It is well known that people who have many friends and family live longer than loners. Heart attack victims live longer if they have emotional support than those without. Because your closest relationships matter the most for your health it makes sense that fighting with your mate can weaken the immune systems of couples. Research continues, but the evidence is showing that the body uses states of mind, like close relationships, into biological advantages that improve health, especially in the immune system and cardiovascular system.
Studies suggest that a friendly intimacy protects the immune system from stress, so consider what fighting does. How couples handle their disagreements affect their immune system. The more hostile the argument is the harder it is on your immune system, The opposite is also true. Good relationships protect the immune system from stress. The cardiovascular studies show a similar story. Stressful situations and those that tend to be more antagonistic develop a blockage in their arteries at twice the rate that the peaceful ones. Human beings who are habitually hostile, cynical, and mistrustful are at greatest risk for developing and dying of heart disease. These traits cause blood pressure to rise. When couples learn fair fighting skills, blood pressure is lowered.

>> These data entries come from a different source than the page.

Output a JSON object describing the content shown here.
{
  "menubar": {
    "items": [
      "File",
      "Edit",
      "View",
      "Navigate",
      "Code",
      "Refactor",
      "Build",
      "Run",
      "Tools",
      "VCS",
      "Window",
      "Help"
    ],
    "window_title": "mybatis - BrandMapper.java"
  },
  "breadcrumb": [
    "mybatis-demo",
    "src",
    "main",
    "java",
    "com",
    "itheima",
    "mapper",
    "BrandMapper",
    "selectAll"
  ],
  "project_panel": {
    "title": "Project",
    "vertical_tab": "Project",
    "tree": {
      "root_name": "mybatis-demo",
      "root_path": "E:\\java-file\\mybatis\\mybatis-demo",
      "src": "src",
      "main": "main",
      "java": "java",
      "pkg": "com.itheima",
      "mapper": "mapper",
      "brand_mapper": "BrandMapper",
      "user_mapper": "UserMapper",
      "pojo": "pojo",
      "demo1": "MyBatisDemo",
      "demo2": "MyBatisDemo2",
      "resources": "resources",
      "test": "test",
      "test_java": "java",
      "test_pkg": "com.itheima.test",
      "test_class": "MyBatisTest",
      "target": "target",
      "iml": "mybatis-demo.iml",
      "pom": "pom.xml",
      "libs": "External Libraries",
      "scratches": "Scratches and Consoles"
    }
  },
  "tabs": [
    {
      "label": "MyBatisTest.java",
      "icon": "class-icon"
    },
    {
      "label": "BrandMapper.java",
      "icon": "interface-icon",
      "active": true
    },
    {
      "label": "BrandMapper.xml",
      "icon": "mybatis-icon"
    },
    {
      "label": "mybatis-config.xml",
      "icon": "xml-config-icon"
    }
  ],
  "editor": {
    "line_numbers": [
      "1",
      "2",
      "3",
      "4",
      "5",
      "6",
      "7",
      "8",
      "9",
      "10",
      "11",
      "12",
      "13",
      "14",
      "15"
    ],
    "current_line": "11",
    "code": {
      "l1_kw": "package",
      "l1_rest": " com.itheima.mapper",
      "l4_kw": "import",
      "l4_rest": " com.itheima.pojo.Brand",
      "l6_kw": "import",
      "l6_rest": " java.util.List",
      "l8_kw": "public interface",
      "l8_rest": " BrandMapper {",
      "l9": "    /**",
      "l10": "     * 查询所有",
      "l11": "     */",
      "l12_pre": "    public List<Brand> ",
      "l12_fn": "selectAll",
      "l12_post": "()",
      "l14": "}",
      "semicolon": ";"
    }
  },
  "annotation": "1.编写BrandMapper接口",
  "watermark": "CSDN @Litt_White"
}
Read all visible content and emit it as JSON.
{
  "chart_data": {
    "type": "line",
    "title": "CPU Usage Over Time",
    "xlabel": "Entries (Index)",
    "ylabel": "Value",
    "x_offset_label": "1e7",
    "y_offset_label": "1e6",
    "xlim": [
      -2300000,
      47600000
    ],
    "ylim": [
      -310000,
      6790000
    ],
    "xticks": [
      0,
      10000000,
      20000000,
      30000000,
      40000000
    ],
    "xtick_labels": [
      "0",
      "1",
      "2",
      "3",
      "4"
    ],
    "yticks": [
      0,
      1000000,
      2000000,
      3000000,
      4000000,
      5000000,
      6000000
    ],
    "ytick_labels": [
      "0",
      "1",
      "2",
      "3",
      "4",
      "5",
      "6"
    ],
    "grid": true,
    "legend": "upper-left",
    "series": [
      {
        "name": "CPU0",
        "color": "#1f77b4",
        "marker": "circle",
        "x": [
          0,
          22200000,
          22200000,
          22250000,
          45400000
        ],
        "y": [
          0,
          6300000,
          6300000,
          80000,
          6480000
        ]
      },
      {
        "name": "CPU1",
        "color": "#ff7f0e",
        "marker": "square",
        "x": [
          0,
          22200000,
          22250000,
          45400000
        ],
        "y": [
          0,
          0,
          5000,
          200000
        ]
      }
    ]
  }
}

All of the studies show a strong link on how relationships affect our health. They have uncovered a strong link between the number and quality of relationships people have and how long they lived. The mortality data show that people with few friends and family have a death rate of two to four times greater than those with a rich personal network. It is not the number of relationships that are protective so much as what they mean to a person. What is most helpful is the belief your friends and family can help in concrete ways. Its the perception, not the numbers that count.